Dabei müssen wir uns vor Augen halten, dass all diese Initiativen im Rahmen des Vom Hof auf den Tisch-Plans ablaufen und Italien ein konkurrierendes Kennzeichnungssystem namens Nutrinform unterstützt. Für einen außenstehenden Betrachter mag diese Debatte als ein esoterischer Streit zwischen EU-Staaten erscheinen. Aber der Schein trügt, denn wie wir sehen werden, steht bei diesem Wettbewerb sehr viel auf dem Spiel. Letztendlich geht es um die Ernährungsentscheidungen jedes EU-Mitglieds – und damit um die jedes EU-Bürgers.
Ein Ampelsystem für die richtige Kaufentscheidung?
Kunden von Auchan Polska könnten bereits auf den Nutri-Score gestoßen sein.
Befürworter dieses Systems bestehen auf der Tatsache, dass es seinen Konkurrenten einen Schritt voraus sei, weil es seit zwei Jahren in den Regalen des französischen Einzelhandels zu finden ist.
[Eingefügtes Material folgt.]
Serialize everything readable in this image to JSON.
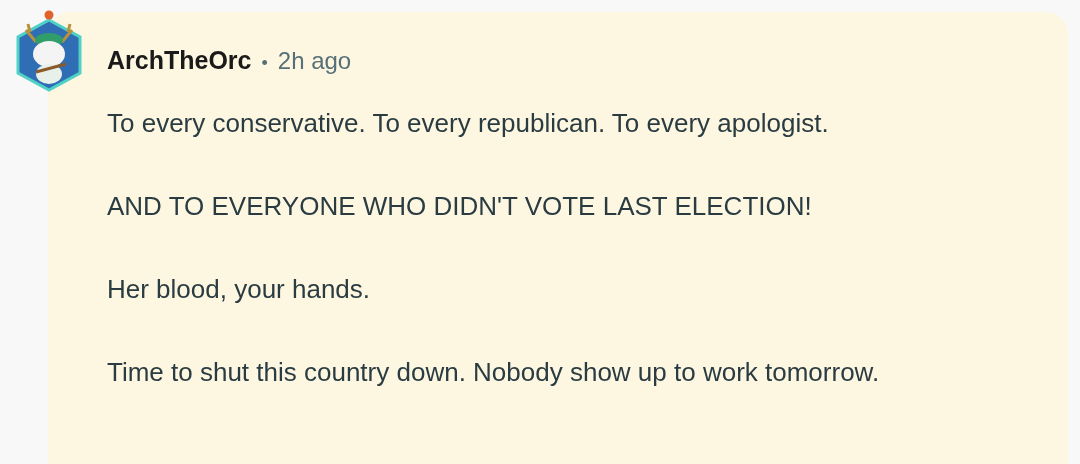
{
  "comment": {
    "author": "ArchTheOrc",
    "separator": "•",
    "time": "2h ago",
    "paragraphs": [
      "To every conservative. To every republican. To every apologist.",
      "AND TO EVERYONE WHO DIDN'T VOTE LAST ELECTION!",
      "Her blood, your hands.",
      "Time to shut this country down. Nobody show up to work tomorrow."
    ]
  }
}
Die „Nutri-Score-Philosophie“ lässt sich dabei wie folgt zusammenfassen: Nährwertinformationen werden sozusagen vorverdaut, um dadurch die Verbraucher so zu konditionieren, dass sie instinktiv auf bestimmte Farbkodierungen reagieren. Demnach wird ein Produkt mit der Kennzeichnung A-grün dringend empfohlen, während eins mit E-rot dringend vermieden werden sollte. Dem liegt die Annahme zugrunde, dass sich durch Farben die Gewohnheiten des Käufers beeinflussen lassen. Auf einer ähnlichen Prämisse basiert das englische Ampelkennzeichnungssystem, von dem sich die Nutri-Score-Designer offensichtlich inspirieren ließen.
Dieser allzu vereinfachende Ansatz ist jedoch nicht jedermanns Sache und wird von einigen Experten sogar heftig kritisiert. Francesco Capozzi, Professor an der Fakultät für Agrar- und Lebensmittelwissenschaften in Bologna und Begründer des Fachgebiets Foodonomics, sagt über Nutri-Score: „Wir haben uns dafür eingesetzt, dass der Verbraucher eine angemessene Ernährungserziehung erhält. Aber müssen wir wirklich anfangen, unsere Bürger wie Kinder zu behandeln?
Der anti-Fett-Algorithmus
Aber welcher Verbraucher würde sich nicht ein System wünschen, das die Auswahl so weit erleichtert, dass er keine Fragen mehr stellen muss? Ist das nicht jedermanns Traum? Leider gibt es eine Kehrseite des Ganzen. Wenn einige Experten schon so weit gehen zu behaupten, dass solche Systeme die Verbraucher zu „Pawlows Hunden“ machen möchten – um es mit den Worten von Guy-André Pelouze in Le Monde zu sagen – dann liegt es an der Tatsache, dass diese zu starke Vereinfachung irreführende Richtlinien produziert.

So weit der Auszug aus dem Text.